Sri Yanti Nainggolan    •    Selasa, 26 Sep 2017 18:24 WIB
kesehatan
Kendala dalam Penyembuhan Asma
(Foto: Netdoctor)

Metrotvnews.com, Jakarta: Asma adalah jenis penyakit pernapasan yang paling banyak ditemukan pada rentan usia 0-30 tahun dengan presentase 7-12 persen di Indonesia.

Data tersebut diungkapkan oleh Faisal Yunus MD, Ph.D selaku profesor bidang pernapasan di departemen pulmonologi dan respirasi Universitas Indonesia dalam peluncuran program Healthy Lung, Selasa (26/9/2017).

"Dalam sebuah penelitian yang diadakan di Jakarta Timur tahun 2003, sekitar 10,3 persen warga mengalami asma. Lima tahun kemudian, pada 2008, meningkat menjadi 11,8 persen," paparnya.

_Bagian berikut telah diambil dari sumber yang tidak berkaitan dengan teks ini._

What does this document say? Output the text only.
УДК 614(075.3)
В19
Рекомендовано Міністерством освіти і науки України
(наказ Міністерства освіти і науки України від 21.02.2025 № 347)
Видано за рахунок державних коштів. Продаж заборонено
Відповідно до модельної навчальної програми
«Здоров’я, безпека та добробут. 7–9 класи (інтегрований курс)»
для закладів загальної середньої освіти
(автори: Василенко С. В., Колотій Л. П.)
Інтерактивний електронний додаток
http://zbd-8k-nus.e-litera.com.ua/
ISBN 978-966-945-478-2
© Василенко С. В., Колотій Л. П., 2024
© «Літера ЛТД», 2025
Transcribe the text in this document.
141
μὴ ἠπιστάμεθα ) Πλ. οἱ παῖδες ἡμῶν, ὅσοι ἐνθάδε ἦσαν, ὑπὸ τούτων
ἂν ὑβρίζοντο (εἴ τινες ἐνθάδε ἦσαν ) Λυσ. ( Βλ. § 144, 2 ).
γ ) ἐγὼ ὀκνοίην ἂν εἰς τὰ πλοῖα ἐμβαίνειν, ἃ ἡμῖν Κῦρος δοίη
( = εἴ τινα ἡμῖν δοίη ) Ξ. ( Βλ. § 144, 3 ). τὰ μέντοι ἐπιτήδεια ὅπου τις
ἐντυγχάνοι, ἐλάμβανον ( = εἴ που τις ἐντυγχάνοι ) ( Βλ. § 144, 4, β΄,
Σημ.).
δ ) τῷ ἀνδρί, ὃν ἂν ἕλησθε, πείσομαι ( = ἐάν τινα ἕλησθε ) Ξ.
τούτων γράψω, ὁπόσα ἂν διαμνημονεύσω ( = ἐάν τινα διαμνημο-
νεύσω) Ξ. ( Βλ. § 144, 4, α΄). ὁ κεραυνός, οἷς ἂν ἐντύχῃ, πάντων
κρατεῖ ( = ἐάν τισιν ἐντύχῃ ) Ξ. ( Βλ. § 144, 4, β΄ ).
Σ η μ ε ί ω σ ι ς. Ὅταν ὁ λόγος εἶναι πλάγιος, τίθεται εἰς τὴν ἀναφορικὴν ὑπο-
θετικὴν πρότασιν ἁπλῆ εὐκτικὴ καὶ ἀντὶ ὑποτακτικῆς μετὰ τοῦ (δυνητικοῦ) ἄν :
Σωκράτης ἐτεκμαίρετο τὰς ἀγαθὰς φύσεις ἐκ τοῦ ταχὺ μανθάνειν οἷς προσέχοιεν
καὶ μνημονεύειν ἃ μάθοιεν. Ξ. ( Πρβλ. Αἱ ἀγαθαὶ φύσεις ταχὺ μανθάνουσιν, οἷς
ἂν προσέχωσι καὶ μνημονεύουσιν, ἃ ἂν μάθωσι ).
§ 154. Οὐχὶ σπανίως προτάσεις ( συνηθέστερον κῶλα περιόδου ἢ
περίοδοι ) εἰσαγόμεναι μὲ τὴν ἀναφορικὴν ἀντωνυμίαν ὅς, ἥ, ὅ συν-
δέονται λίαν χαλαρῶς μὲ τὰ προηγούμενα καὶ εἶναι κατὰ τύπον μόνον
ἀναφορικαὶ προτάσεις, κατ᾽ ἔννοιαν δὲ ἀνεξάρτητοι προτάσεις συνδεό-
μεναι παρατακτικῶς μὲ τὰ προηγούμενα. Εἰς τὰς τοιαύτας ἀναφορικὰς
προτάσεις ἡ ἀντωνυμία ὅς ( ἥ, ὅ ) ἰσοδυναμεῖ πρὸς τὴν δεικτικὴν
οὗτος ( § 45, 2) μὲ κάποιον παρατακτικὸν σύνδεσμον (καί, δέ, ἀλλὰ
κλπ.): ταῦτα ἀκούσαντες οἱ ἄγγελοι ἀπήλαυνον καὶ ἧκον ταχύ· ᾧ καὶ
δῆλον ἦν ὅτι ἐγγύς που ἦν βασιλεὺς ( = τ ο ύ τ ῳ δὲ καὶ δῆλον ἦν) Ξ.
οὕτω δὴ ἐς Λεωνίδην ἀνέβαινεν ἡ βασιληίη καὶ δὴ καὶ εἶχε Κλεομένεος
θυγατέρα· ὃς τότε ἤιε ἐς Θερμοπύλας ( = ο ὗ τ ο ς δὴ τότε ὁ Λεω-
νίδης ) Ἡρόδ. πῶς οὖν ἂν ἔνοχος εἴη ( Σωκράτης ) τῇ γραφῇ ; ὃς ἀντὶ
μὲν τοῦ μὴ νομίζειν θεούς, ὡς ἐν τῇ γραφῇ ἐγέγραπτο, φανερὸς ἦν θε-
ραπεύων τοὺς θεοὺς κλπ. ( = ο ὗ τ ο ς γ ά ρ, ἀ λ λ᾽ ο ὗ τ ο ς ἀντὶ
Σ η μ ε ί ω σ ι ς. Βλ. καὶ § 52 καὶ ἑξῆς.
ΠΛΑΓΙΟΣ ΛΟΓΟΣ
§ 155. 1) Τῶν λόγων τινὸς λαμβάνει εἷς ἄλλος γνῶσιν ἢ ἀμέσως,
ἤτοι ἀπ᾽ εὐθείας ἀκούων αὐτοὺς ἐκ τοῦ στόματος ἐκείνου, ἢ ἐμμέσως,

Ia menambahkan, ciri dari asma terkontrol adalah tak memiliki serangan, kondisi paru normal, tidak mengkonsumsi obat-obatan, dan tidak memiliki memiliki tingkat keparahan berbahaya hingga dibawa ke instalasi Gawat Darurat.

Tidak adanya pertanda inilah yang menjadi problematika tersendiri, terlepas dari adanya unsur genetik pada penderita asma.

"Problematikanya adalah belum ada spirometer, alat untuk mengukur ada tidaknya atau tingkat asma seseorang, di semua fasilitas kesehatan di Indonesia," pungkasnya.

Oleh karena itu, pemberian obat yang kurang tepat menjadi salah satu faktor yang krusial. Ia memberi contoh, terkadang dokter hanya memberikan obat yang yang sifatnya untuk serangan saja, bukan untuk jangka panjang. Akibatnya, penderita mengalami gangguan tersebut secara berkepanjangan karena tak segera dituntaskan.

Meski demikian, ia juga mengapresiasi pemerintah yang sudahh memasukkan beberapa jenis obat asma ke dalam daftar Jaminan Kesehatan Nasional(JKN), yaitu SABA, ICS, LABACs, Aminofilin atau Teofilin, dan Steroid sistemik.

Sayangnya, ketersediaan obat tersebut masih terbatas di beberapa fasilitas kesehatan saja.

"Mungkin maksudnya sistem rujukan, tapi malah tidak berjalan karena pasien jadi tak praktis (lebih memakan waktu)," kata dia.